Cet article de Philippe Boyer s’inscrit dans la nouvelle rubrique « Les routes de la Chine ». Loin des clichés mais tout en n’oubliant rien de l’histoire récente, deux livres nous révèlent ce qu’est la Chine. Une plongée en profondeur pour comprendre et non se contenter de clichés.
La Chine regorge de proverbes en tous genres qui illustrent aussi bien la futilité de la vie que les grands tourments humains. Parmi ces proverbes figure celui qui précise que « le souvenir du passé peut servir de guide pour l’avenir ». Deux récents ouvrages illustrent à la perfection ces mots de sagesse. L’un tourné vers le passé : « Chez les Yan », écrit par la banquière d’affaires, Yan Lan, et l’autre, «N’ayez pas peur de la Chine » de Philippe Barret. Quels regards proposent ces deux livres ? Essentiellement, une plongée au cœur de ce pays encore trop souvent méconnu et qui souffre de trop de préjugés et de caricatures.
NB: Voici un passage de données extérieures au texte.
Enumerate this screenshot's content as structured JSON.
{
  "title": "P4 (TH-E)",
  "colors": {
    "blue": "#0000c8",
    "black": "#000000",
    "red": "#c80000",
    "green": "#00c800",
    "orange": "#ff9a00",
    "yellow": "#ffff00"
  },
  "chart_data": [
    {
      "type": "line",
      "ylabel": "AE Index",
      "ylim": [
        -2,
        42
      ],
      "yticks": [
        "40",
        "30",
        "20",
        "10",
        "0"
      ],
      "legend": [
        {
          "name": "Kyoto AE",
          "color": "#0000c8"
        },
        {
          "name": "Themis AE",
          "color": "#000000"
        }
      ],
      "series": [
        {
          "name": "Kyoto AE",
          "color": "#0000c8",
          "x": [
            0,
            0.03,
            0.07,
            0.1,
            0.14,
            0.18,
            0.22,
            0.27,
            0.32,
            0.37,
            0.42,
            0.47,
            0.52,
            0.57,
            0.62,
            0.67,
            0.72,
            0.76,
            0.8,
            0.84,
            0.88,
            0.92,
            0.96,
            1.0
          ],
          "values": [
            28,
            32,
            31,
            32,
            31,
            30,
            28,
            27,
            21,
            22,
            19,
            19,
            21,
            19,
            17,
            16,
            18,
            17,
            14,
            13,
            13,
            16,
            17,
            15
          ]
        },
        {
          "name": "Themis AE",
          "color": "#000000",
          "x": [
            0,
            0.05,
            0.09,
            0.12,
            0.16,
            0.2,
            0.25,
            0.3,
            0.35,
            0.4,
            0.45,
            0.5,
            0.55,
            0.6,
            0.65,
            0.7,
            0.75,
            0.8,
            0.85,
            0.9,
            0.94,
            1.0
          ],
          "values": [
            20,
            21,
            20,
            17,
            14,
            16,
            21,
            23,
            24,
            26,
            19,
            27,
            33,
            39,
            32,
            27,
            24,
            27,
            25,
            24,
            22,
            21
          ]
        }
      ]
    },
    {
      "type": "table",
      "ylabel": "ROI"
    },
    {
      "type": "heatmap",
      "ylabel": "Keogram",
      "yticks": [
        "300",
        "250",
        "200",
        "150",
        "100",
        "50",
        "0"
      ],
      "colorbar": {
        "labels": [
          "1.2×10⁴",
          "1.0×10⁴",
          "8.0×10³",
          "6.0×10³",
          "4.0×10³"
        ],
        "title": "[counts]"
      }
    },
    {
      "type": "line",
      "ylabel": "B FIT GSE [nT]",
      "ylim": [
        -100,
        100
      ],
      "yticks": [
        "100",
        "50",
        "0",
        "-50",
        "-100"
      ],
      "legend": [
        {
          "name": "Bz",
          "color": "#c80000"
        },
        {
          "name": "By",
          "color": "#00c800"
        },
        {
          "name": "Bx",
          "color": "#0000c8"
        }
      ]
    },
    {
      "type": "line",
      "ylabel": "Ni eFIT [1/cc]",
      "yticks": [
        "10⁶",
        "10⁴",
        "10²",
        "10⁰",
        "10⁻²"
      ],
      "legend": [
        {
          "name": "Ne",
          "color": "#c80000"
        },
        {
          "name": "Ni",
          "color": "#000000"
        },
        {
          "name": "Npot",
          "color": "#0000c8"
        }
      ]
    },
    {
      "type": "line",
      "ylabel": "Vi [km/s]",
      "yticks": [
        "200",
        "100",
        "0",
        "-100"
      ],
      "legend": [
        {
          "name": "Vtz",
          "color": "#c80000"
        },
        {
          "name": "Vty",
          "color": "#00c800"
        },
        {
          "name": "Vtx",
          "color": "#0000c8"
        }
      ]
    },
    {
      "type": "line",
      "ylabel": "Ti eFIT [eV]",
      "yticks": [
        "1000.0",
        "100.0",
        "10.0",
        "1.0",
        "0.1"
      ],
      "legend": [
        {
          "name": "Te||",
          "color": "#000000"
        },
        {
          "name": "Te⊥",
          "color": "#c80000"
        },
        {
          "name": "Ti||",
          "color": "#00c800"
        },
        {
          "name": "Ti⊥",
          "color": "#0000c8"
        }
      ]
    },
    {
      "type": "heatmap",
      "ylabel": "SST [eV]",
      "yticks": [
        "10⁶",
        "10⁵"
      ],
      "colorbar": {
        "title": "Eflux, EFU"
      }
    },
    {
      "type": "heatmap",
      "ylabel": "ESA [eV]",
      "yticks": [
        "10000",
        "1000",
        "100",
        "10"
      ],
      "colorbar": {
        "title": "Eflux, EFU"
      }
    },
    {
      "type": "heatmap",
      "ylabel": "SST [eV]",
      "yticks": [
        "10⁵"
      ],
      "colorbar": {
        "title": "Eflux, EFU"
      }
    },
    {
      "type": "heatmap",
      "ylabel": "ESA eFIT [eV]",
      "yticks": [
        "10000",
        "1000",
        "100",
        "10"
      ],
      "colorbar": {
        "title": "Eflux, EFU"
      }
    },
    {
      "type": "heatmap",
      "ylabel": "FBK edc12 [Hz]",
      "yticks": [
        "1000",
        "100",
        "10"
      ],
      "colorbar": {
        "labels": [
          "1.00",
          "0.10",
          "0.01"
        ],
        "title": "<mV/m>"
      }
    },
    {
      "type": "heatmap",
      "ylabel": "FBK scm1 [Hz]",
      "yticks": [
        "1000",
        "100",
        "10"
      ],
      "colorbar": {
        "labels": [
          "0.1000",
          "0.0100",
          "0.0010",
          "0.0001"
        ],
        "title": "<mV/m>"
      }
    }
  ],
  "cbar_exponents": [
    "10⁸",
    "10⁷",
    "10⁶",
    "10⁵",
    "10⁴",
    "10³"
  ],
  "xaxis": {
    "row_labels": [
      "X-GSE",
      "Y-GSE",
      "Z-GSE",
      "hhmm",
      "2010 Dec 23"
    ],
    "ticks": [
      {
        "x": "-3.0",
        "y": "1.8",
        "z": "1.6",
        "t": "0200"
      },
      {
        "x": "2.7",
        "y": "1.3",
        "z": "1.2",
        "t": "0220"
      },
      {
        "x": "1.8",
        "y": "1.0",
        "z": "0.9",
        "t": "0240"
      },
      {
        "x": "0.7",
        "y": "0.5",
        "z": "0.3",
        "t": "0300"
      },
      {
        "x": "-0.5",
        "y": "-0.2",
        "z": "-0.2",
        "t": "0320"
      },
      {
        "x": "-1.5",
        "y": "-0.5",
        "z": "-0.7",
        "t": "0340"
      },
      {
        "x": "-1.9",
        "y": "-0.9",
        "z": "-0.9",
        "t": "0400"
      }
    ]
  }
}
Pour nous présenter la Chine d’aujourd’hui, Philippe Barret a choisi de nous faire passer par des chemins de traverses en nous faisant tantôt voyager par la poésie ou encore par l’histoire millénaire de ce pays. C’est ainsi qu’on apprend que le confucianisme, le taoïsme et le bouddhisme, composantes de la pensée chinoise, portent tous trois cette « recommandation centrale de Confucius : il faut obéir » signifiant par-là que tout commence par les règles d’obéissance des enfants envers les parents et cela aussi longtemps que vivent les parents.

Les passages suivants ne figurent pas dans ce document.